AI models are incapable of producing anything but purely derivative stolen works, and the (often unwillingly) contributors to their training dataset should be entitled to copyright protections that extend to the derivative works.

That’s true whether we’re discussing dall-e or GitHub copilot.


> The AI model can only regurgitate stolen mash-ups of other people’s work.

We all stand on the shoulders of giants. If you're very dismissive, I think it's easy to say the same about most artists. They're not genre-redefining, they carve out their niche that works (read: sells) for them.


The art that was trained on was all Creative Commons apparently, so perhaps artists should understand licenses first before giving their work a permissive license.


All CC licenses, other than the “CC0 public domain dedication”, require attribution, but CC themselves have taken what I’d consider to be an ass-backwards position on the matter:

> At CC, we believe that, as a matter of copyright law, the use of works to train AI should be considered non-infringing by default, assuming that access to the copyright works was lawful at the point of input.

https://creativecommons.org/2021/03/04/should-cc-licensed-co...


>backwards position

It's not backwards. It's the same as if a human artist studied it.

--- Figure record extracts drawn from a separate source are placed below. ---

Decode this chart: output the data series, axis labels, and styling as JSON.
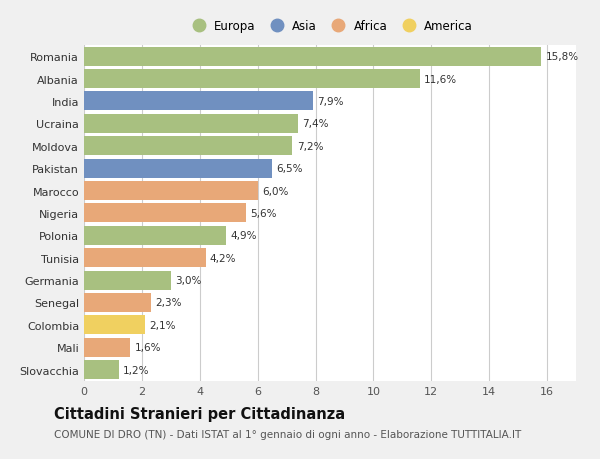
{
  "categories": [
    "Romania",
    "Albania",
    "India",
    "Ucraina",
    "Moldova",
    "Pakistan",
    "Marocco",
    "Nigeria",
    "Polonia",
    "Tunisia",
    "Germania",
    "Senegal",
    "Colombia",
    "Mali",
    "Slovacchia"
  ],
  "values": [
    15.8,
    11.6,
    7.9,
    7.4,
    7.2,
    6.5,
    6.0,
    5.6,
    4.9,
    4.2,
    3.0,
    2.3,
    2.1,
    1.6,
    1.2
  ],
  "labels": [
    "15,8%",
    "11,6%",
    "7,9%",
    "7,4%",
    "7,2%",
    "6,5%",
    "6,0%",
    "5,6%",
    "4,9%",
    "4,2%",
    "3,0%",
    "2,3%",
    "2,1%",
    "1,6%",
    "1,2%"
  ],
  "continents": [
    "Europa",
    "Europa",
    "Asia",
    "Europa",
    "Europa",
    "Asia",
    "Africa",
    "Africa",
    "Europa",
    "Africa",
    "Europa",
    "Africa",
    "America",
    "Africa",
    "Europa"
  ],
  "continent_colors": {
    "Europa": "#a8c080",
    "Asia": "#7090c0",
    "Africa": "#e8a878",
    "America": "#f0d060"
  },
  "legend_order": [
    "Europa",
    "Asia",
    "Africa",
    "America"
  ],
  "title": "Cittadini Stranieri per Cittadinanza",
  "subtitle": "COMUNE DI DRO (TN) - Dati ISTAT al 1° gennaio di ogni anno - Elaborazione TUTTITALIA.IT",
  "xlim": [
    0,
    17
  ],
  "xticks": [
    0,
    2,
    4,
    6,
    8,
    10,
    12,
    14,
    16
  ],
  "background_color": "#f0f0f0",
  "chart_bg": "#ffffff",
  "grid_color": "#cccccc",
  "title_fontsize": 10.5,
  "subtitle_fontsize": 7.5,
  "label_fontsize": 7.5,
  "tick_fontsize": 8
}
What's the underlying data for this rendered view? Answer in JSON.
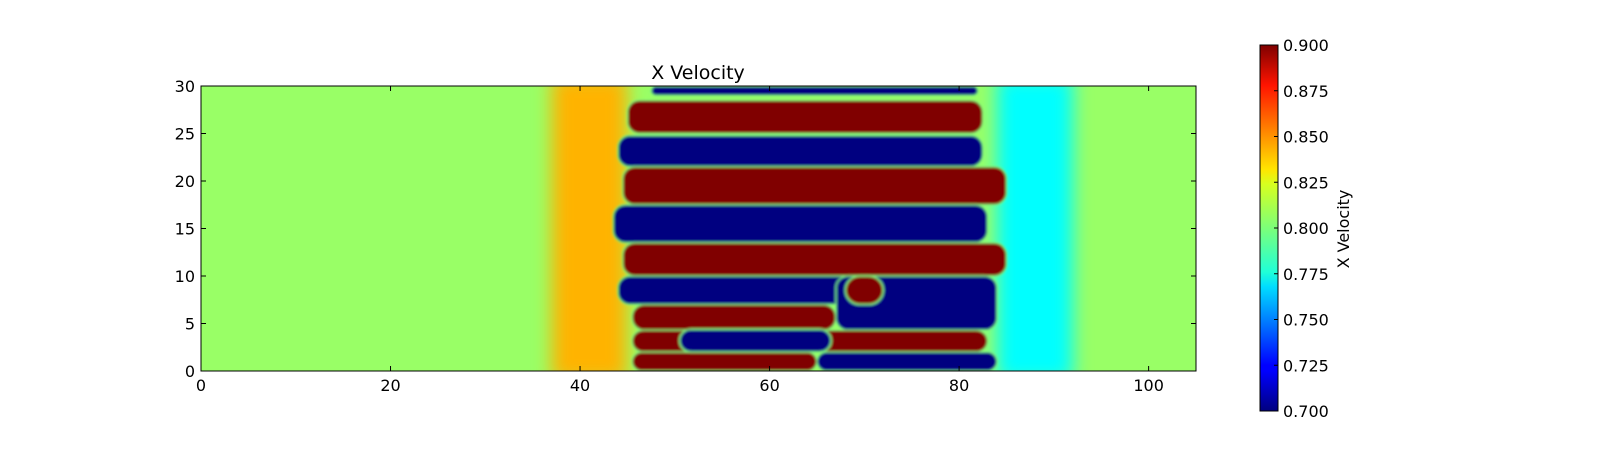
{
  "chart_data": {
    "type": "heatmap",
    "title": "X Velocity",
    "xlabel": "",
    "ylabel": "",
    "xlim": [
      0,
      105
    ],
    "ylim": [
      0,
      30
    ],
    "x_ticks": [
      "0",
      "20",
      "40",
      "60",
      "80",
      "100"
    ],
    "y_ticks": [
      "0",
      "5",
      "10",
      "15",
      "20",
      "25",
      "30"
    ],
    "grid": false,
    "colormap": "jet",
    "colorbar": {
      "label": "X Velocity",
      "range": [
        0.7,
        0.9
      ],
      "ticks": [
        "0.700",
        "0.725",
        "0.750",
        "0.775",
        "0.800",
        "0.825",
        "0.850",
        "0.875",
        "0.900"
      ]
    },
    "field": {
      "background_value": 0.805,
      "bands": [
        {
          "y_low": 29.0,
          "y_high": 30.0,
          "value": 0.7,
          "x_start": 47.5,
          "x_end": 82.0
        },
        {
          "y_low": 25.0,
          "y_high": 28.5,
          "value": 0.9,
          "x_start": 45.0,
          "x_end": 82.5
        },
        {
          "y_low": 21.5,
          "y_high": 24.8,
          "value": 0.7,
          "x_start": 44.0,
          "x_end": 82.5
        },
        {
          "y_low": 17.5,
          "y_high": 21.5,
          "value": 0.9,
          "x_start": 44.5,
          "x_end": 85.0
        },
        {
          "y_low": 13.5,
          "y_high": 17.5,
          "value": 0.7,
          "x_start": 43.5,
          "x_end": 83.0
        },
        {
          "y_low": 10.0,
          "y_high": 13.5,
          "value": 0.9,
          "x_start": 44.5,
          "x_end": 85.0
        },
        {
          "y_low": 7.0,
          "y_high": 10.0,
          "value": 0.7,
          "x_start": 44.0,
          "x_end": 84.0
        },
        {
          "y_low": 4.3,
          "y_high": 7.0,
          "value": 0.9,
          "x_start": 45.5,
          "x_end": 67.0
        },
        {
          "y_low": 4.3,
          "y_high": 10.0,
          "value": 0.7,
          "x_start": 67.0,
          "x_end": 84.0
        },
        {
          "y_low": 2.0,
          "y_high": 4.3,
          "value": 0.9,
          "x_start": 45.5,
          "x_end": 83.0
        },
        {
          "y_low": 0.0,
          "y_high": 2.0,
          "value": 0.9,
          "x_start": 45.5,
          "x_end": 65.0
        },
        {
          "y_low": 0.0,
          "y_high": 2.0,
          "value": 0.7,
          "x_start": 65.0,
          "x_end": 84.0
        }
      ],
      "blobs": [
        {
          "x": 50.5,
          "y": 3.2,
          "x_end": 66.5,
          "value": 0.7,
          "half_height": 1.2
        },
        {
          "x": 68.0,
          "y": 8.5,
          "x_end": 72.0,
          "value": 0.9,
          "half_height": 1.5
        }
      ]
    }
  }
}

Backwards would be thinking that any creative work you make is a derivative work of many creative works that you've seen in the past which you aren't copying from.


> It's the same as if a human artist studied it.

It’s not a human artist, and it can only regurgitate mash-ups of work stolen from others.


Where is this said? I'm looking at the collection of artists this site is happily offering to rip off (https://twitter.com/arvalis/status/1558632898336501761/photo...) and there's a lot of people with long careers making copyrighted work. I really can't imagine finding a ton of CC work by Bernie Wrightson or Wayne Barlowe or Brom or Junji Ito, for instance.